Le Vice-président US Joe Biden séduisant Erdoğan...

New Eastern Outlook
27 janvier 2016
Traduction par Jean-Maxime Corneille, article exclusif initial pour le magazine en ligne “New Eastern Outlook” 

Le Vice-président américain Joe Biden joue un rôle très spécial dans les plus sombres politiques de l'Administration Obama, un rôle qui est globalement négligé parce qu'il est une personnalité dont le visage apparaît peu. Il semble cependant que partout où Washington a l'intention d'initier une guerre, Obama envoit Joe afin d'initier les choses. Il vaut donc la peine d'examiner de plus près Joe Biden, sous l'angle de sa récente visite à Ankara et de ce qu'il y a dit...

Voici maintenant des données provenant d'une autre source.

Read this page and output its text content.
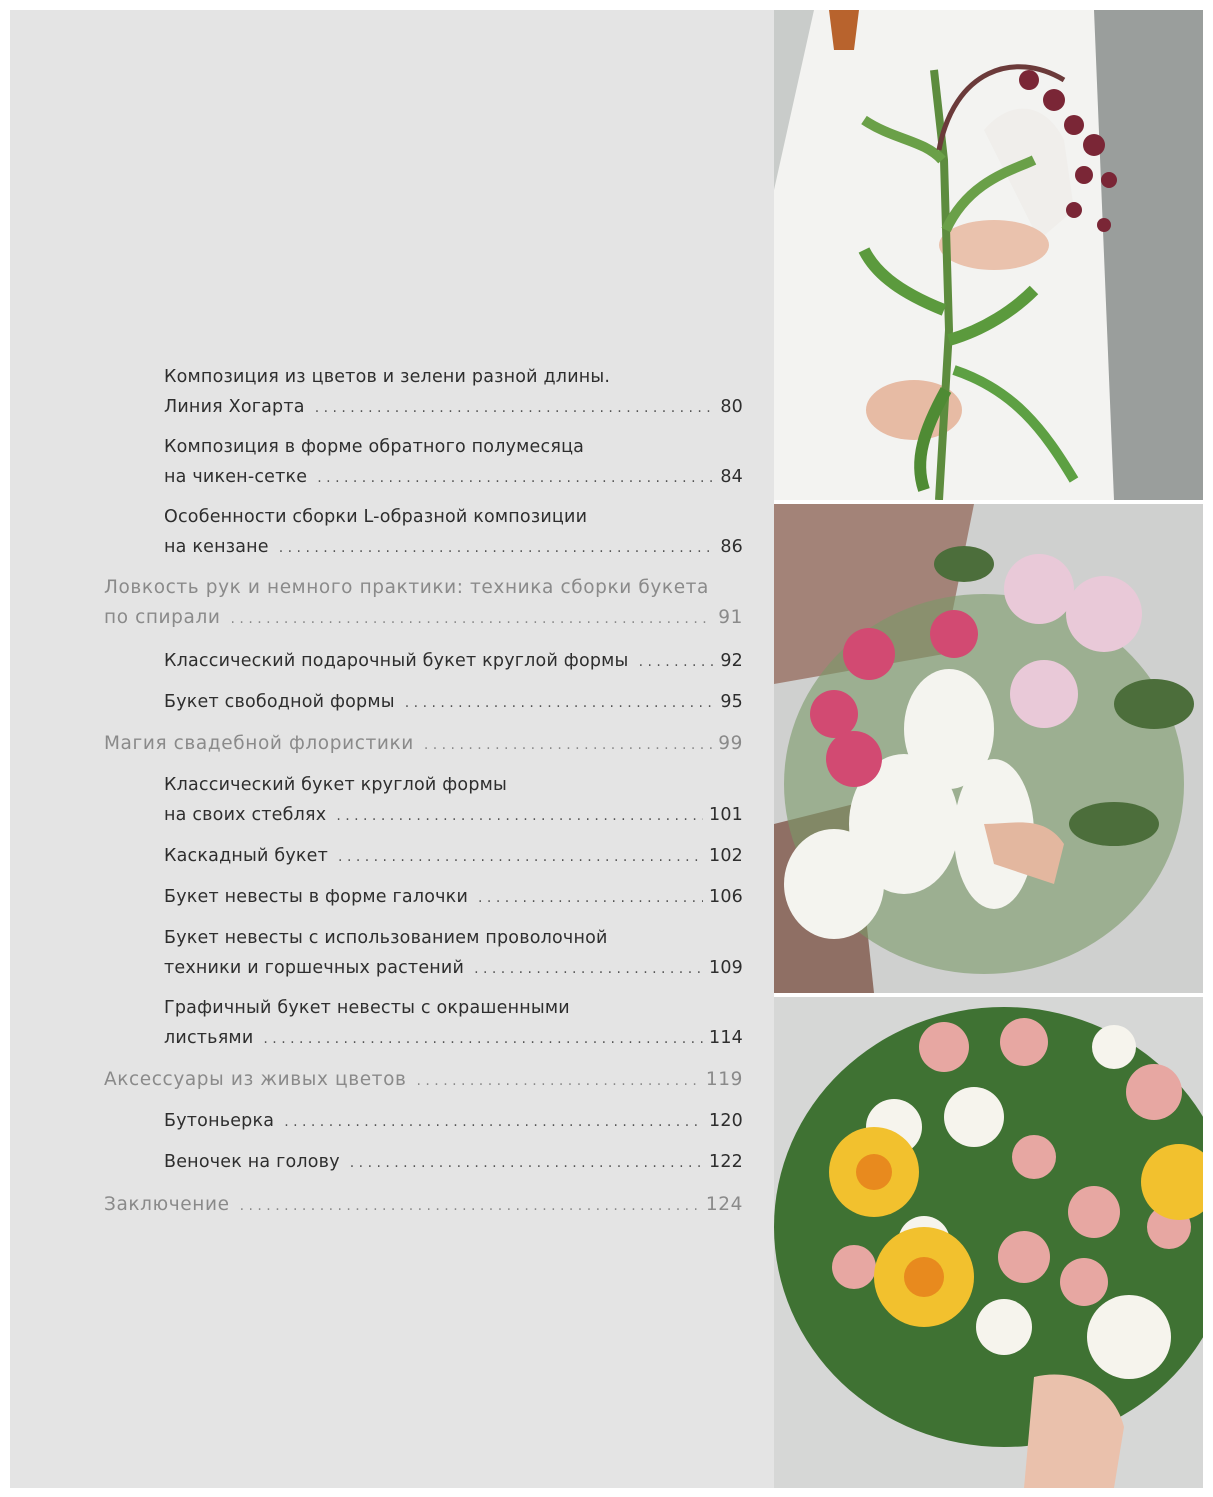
Композиция из цветов и зелени разной длины.
Линия Хогарта . . .	80
Композиция в форме обратного полумесяца
на чикен-сетке . . .	84
Особенности сборки L-образной композиции
на кензане . . .	86
Ловкость рук и немного практики: техника сборки букета
по спирали . . .	91
Классический подарочный букет круглой формы . . .	92
Букет свободной формы . . .	95
Магия свадебной флористики . . .	99
Классический букет круглой формы
на своих стеблях . . .	101
Каскадный букет . . .	102
Букет невесты в форме галочки . . .	106
Букет невесты с использованием проволочной
техники и горшечных растений . . .	109
Графичный букет невесты с окрашенными
листьями . . .	114
Аксессуары из живых цветов . . .	119
Бутоньерка . . .	120
Веночек на голову . . .	122
Заключение . . .	124
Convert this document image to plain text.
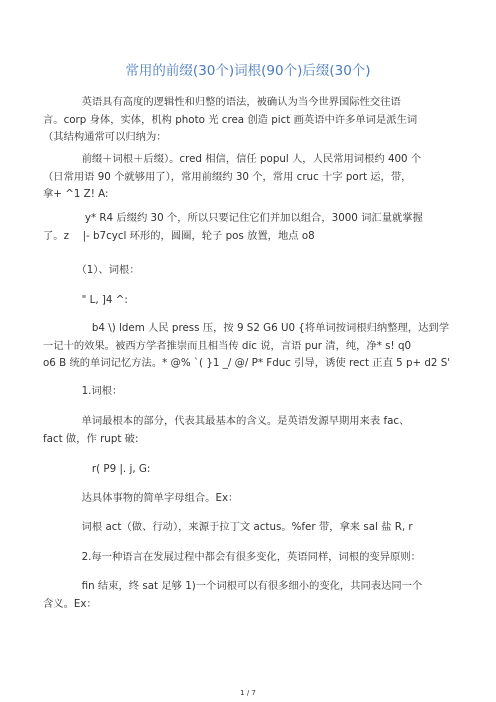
常用的前缀(30个)词根(90个)后缀(30个)
　　英语具有高度的逻辑性和归整的语法，被确认为当今世界国际性交往语
言。corp 身体，实体，机构 photo 光 crea 创造 pict 画英语中许多单词是派生词
（其结构通常可以归纳为：
　　前缀＋词根＋后缀）。cred 相信，信任 popul 人，人民常用词根约 400 个
（日常用语 90 个就够用了），常用前缀约 30 个，常用 cruc 十字 port 运，带，
拿+ ^1 Z! A:
　　 y* R4 后缀约 30 个，所以只要记住它们并加以组合，3000 词汇量就掌握
了。z 　|- b7cycl 环形的，圆圈，轮子 pos 放置，地点 o8
　　（1）、词根：
　　" L, ]4 ^:
　　　b4 \) ldem 人民 press 压，按 9 S2 G6 U0 {将单词按词根归纳整理，达到学
一记十的效果。被西方学者推崇而且相当传 dic 说，言语 pur 清，纯，净* s! q0
o6 B 统的单词记忆方法。* @% `( }1 _/ @/ P* Fduc 引导，诱使 rect 正直 5 p+ d2 S'
　　1.词根：
　　单词最根本的部分，代表其最基本的含义。是英语发源早期用来表 fac、
fact 做，作 rupt 破:
　　　r( P9 |. j, G:
　　达具体事物的简单字母组合。Ex：
　　词根 act（做、行动），来源于拉丁文 actus。%fer 带，拿来 sal 盐 R, r
　　2.每一种语言在发展过程中都会有很多变化，英语同样，词根的变异原则：
　　fin 结束，终 sat 足够 1)一个词根可以有很多细小的变化，共同表达同一个
含义。Ex：
1 / 7
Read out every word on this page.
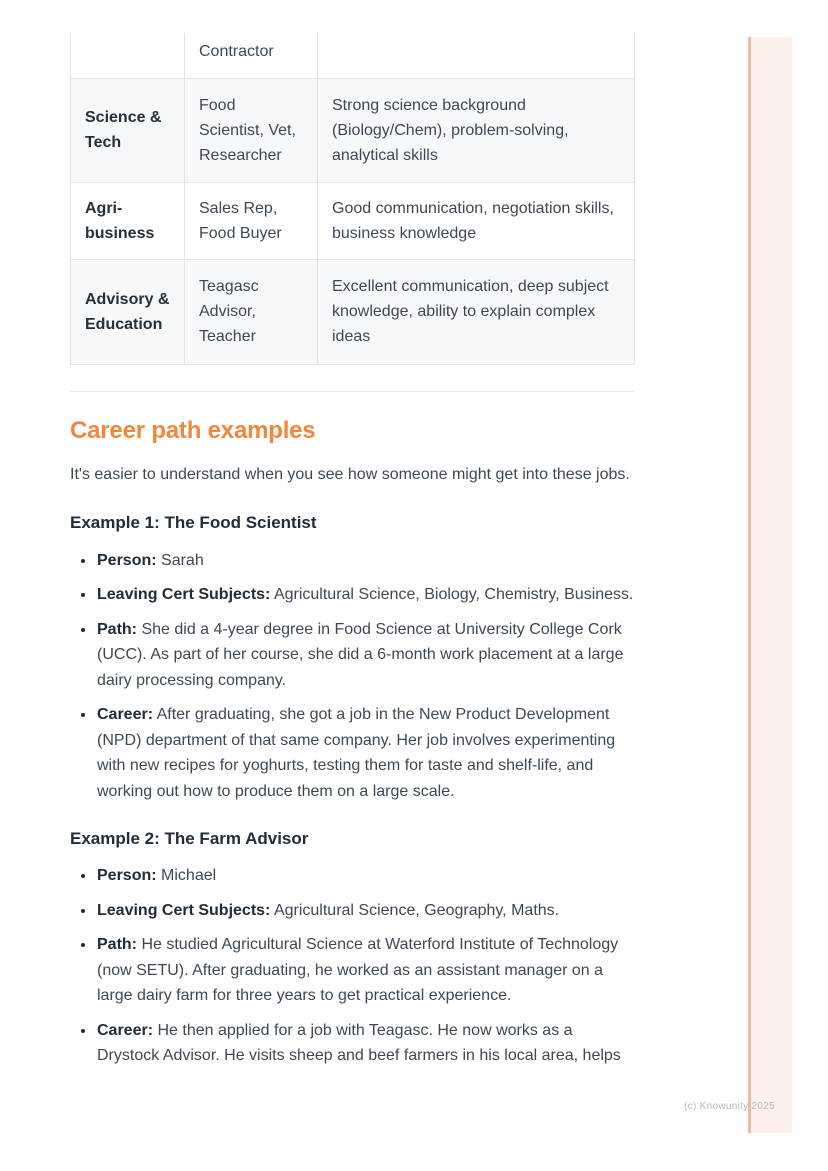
	Contractor	
Science & Tech	Food Scientist, Vet, Researcher	Strong science background (Biology/Chem), problem-solving, analytical skills
Agri-business	Sales Rep, Food Buyer	Good communication, negotiation skills, business knowledge
Advisory & Education	Teagasc Advisor, Teacher	Excellent communication, deep subject knowledge, ability to explain complex ideas
Career path examples

It's easier to understand when you see how someone might get into these jobs.

Example 1: The Food Scientist
• Person: Sarah
• Leaving Cert Subjects: Agricultural Science, Biology, Chemistry, Business.
• Path: She did a 4-year degree in Food Science at University College Cork (UCC). As part of her course, she did a 6-month work placement at a large dairy processing company.
• Career: After graduating, she got a job in the New Product Development (NPD) department of that same company. Her job involves experimenting with new recipes for yoghurts, testing them for taste and shelf-life, and working out how to produce them on a large scale.
Example 2: The Farm Advisor
• Person: Michael
• Leaving Cert Subjects: Agricultural Science, Geography, Maths.
• Path: He studied Agricultural Science at Waterford Institute of Technology (now SETU). After graduating, he worked as an assistant manager on a large dairy farm for three years to get practical experience.
• Career: He then applied for a job with Teagasc. He now works as a Drystock Advisor. He visits sheep and beef farmers in his local area, helps
(c) Knowunity 2025
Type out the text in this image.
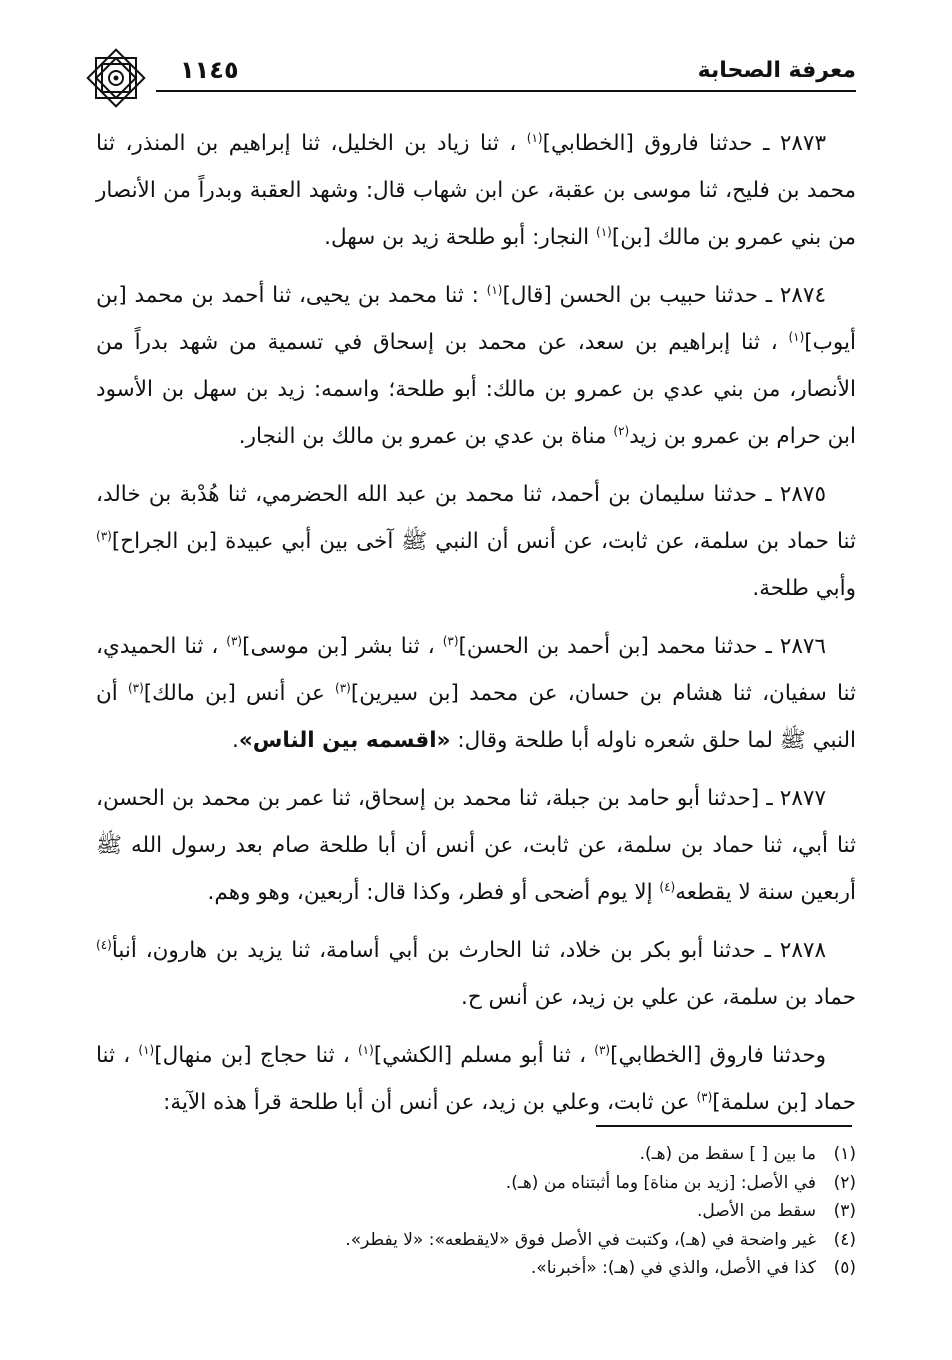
معرفة الصحابة
١١٤٥

٢٨٧٣ ـ حدثنا فاروق [الخطابي]$^{(١)}$ ، ثنا زياد بن الخليل، ثنا إبراهيم بن المنذر، ثنا محمد بن فليح، ثنا موسى بن عقبة، عن ابن شهاب قال: وشهد العقبة وبدراً من الأنصار من بني عمرو بن مالك [بن]$^{(١)}$ النجار: أبو طلحة زيد بن سهل.

٢٨٧٤ ـ حدثنا حبيب بن الحسن [قال]$^{(١)}$ : ثنا محمد بن يحيى، ثنا أحمد بن محمد [بن أيوب]$^{(١)}$ ، ثنا إبراهيم بن سعد، عن محمد بن إسحاق في تسمية من شهد بدراً من الأنصار، من بني عدي بن عمرو بن مالك: أبو طلحة؛ واسمه: زيد بن سهل بن الأسود ابن حرام بن عمرو بن زيد$^{(٢)}$ مناة بن عدي بن عمرو بن مالك بن النجار.

٢٨٧٥ ـ حدثنا سليمان بن أحمد، ثنا محمد بن عبد الله الحضرمي، ثنا هُدْبة بن خالد، ثنا حماد بن سلمة، عن ثابت، عن أنس أن النبي ﷺ آخى بين أبي عبيدة [بن الجراح]$^{(٣)}$ وأبي طلحة.

٢٨٧٦ ـ حدثنا محمد [بن أحمد بن الحسن]$^{(٣)}$ ، ثنا بشر [بن موسى]$^{(٣)}$ ، ثنا الحميدي، ثنا سفيان، ثنا هشام بن حسان، عن محمد [بن سيرين]$^{(٣)}$ عن أنس [بن مالك]$^{(٣)}$ أن النبي ﷺ لما حلق شعره ناوله أبا طلحة وقال: «اقسمه بين الناس».

٢٨٧٧ ـ [حدثنا أبو حامد بن جبلة، ثنا محمد بن إسحاق، ثنا عمر بن محمد بن الحسن، ثنا أبي، ثنا حماد بن سلمة، عن ثابت، عن أنس أن أبا طلحة صام بعد رسول الله ﷺ أربعين سنة لا يقطعه$^{(٤)}$ إلا يوم أضحى أو فطر، وكذا قال: أربعين، وهو وهم.

٢٨٧٨ ـ حدثنا أبو بكر بن خلاد، ثنا الحارث بن أبي أسامة، ثنا يزيد بن هارون، أنبأ$^{(٤)}$ حماد بن سلمة، عن علي بن زيد، عن أنس ح.

وحدثنا فاروق [الخطابي]$^{(٣)}$ ، ثنا أبو مسلم [الكشي]$^{(١)}$ ، ثنا حجاج [بن منهال]$^{(١)}$ ، ثنا حماد [بن سلمة]$^{(٣)}$ عن ثابت، وعلي بن زيد، عن أنس أن أبا طلحة قرأ هذه الآية:

(١)
ما بين [ ] سقط من (هـ).
(٢)
في الأصل: [زيد بن مناة] وما أثبتناه من (هـ).
(٣)
سقط من الأصل.
(٤)
غير واضحة في (هـ)، وكتبت في الأصل فوق «لايقطعه»: «لا يفطر».
(٥)
كذا في الأصل، والذي في (هـ): «أخبرنا».
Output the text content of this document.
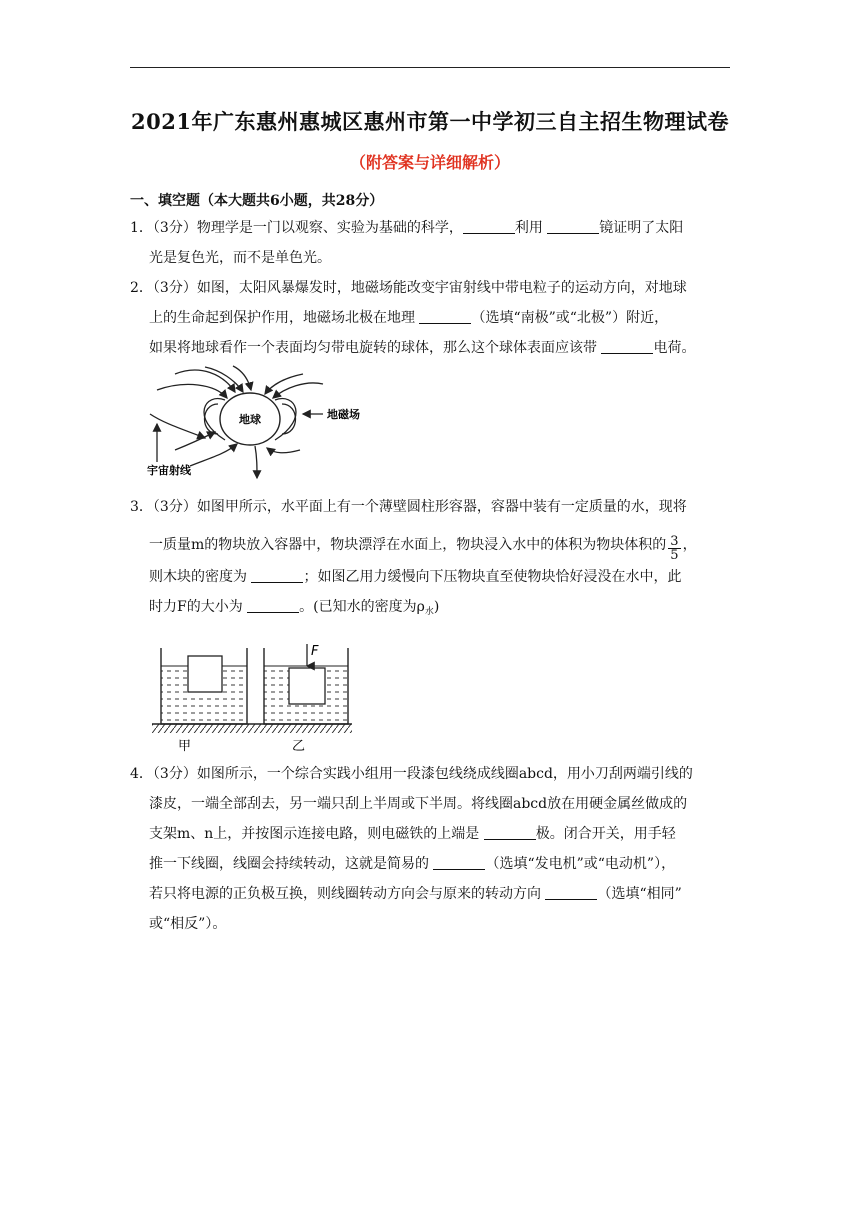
2021年广东惠州惠城区惠州市第一中学初三自主招生物理试卷
（附答案与详细解析）
一、填空题（本大题共6小题，共28分）
1．（3分）物理学是一门以观察、实验为基础的科学，	利用	镜证明了太阳
光是复色光，而不是单色光。
2．（3分）如图，太阳风暴爆发时，地磁场能改变宇宙射线中带电粒子的运动方向，对地球
上的生命起到保护作用，地磁场北极在地理	（选填“南极”或“北极”）附近，
如果将地球看作一个表面均匀带电旋转的球体，那么这个球体表面应该带	电荷。
地球	地磁场
宇宙射线
3．（3分）如图甲所示，水平面上有一个薄壁圆柱形容器，容器中装有一定质量的水，现将
一质量m的物块放入容器中，物块漂浮在水面上，物块浸入水中的体积为物块体积的 $\frac{3}{5}$ ，
则木块的密度为	；如图乙用力缓慢向下压物块直至使物块恰好浸没在水中，此
时力F的大小为	。(已知水的密度为$\rho_水$)
F
甲	乙
4．（3分）如图所示，一个综合实践小组用一段漆包线绕成线圈abcd，用小刀刮两端引线的
漆皮，一端全部刮去，另一端只刮上半周或下半周。将线圈abcd放在用硬金属丝做成的
支架m、n上，并按图示连接电路，则电磁铁的上端是	极。闭合开关，用手轻
推一下线圈，线圈会持续转动，这就是简易的	（选填“发电机”或“电动机”），
若只将电源的正负极互换，则线圈转动方向会与原来的转动方向	（选填“相同”
或“相反”）。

Le 24 janvier, Joe Biden est arrivé à Ankara pour des réunions intensives avec le Président turc Recep Tayyip Erdoğan et son Premier Ministre Davutoğlu. Ce qui fut significatif quant à ces pourparlers, et qui a été rendu public, c'est le fait époustouflant que Biden, représentant le Gouvernement des États-Unis, ait déclaré que ces mêmes États-Unis sont engagés dans une guerre afin de défaire l'EIIL, le soi-disant État Islamique ou en arabe "Daech". Pourtant, il n'a même pas discuté avec les dirigeants turcs de la négociation d'une résolution politique en Syrie, si l'on en croit un officiel américain présent dont le nom n'a pas été dévoilé1.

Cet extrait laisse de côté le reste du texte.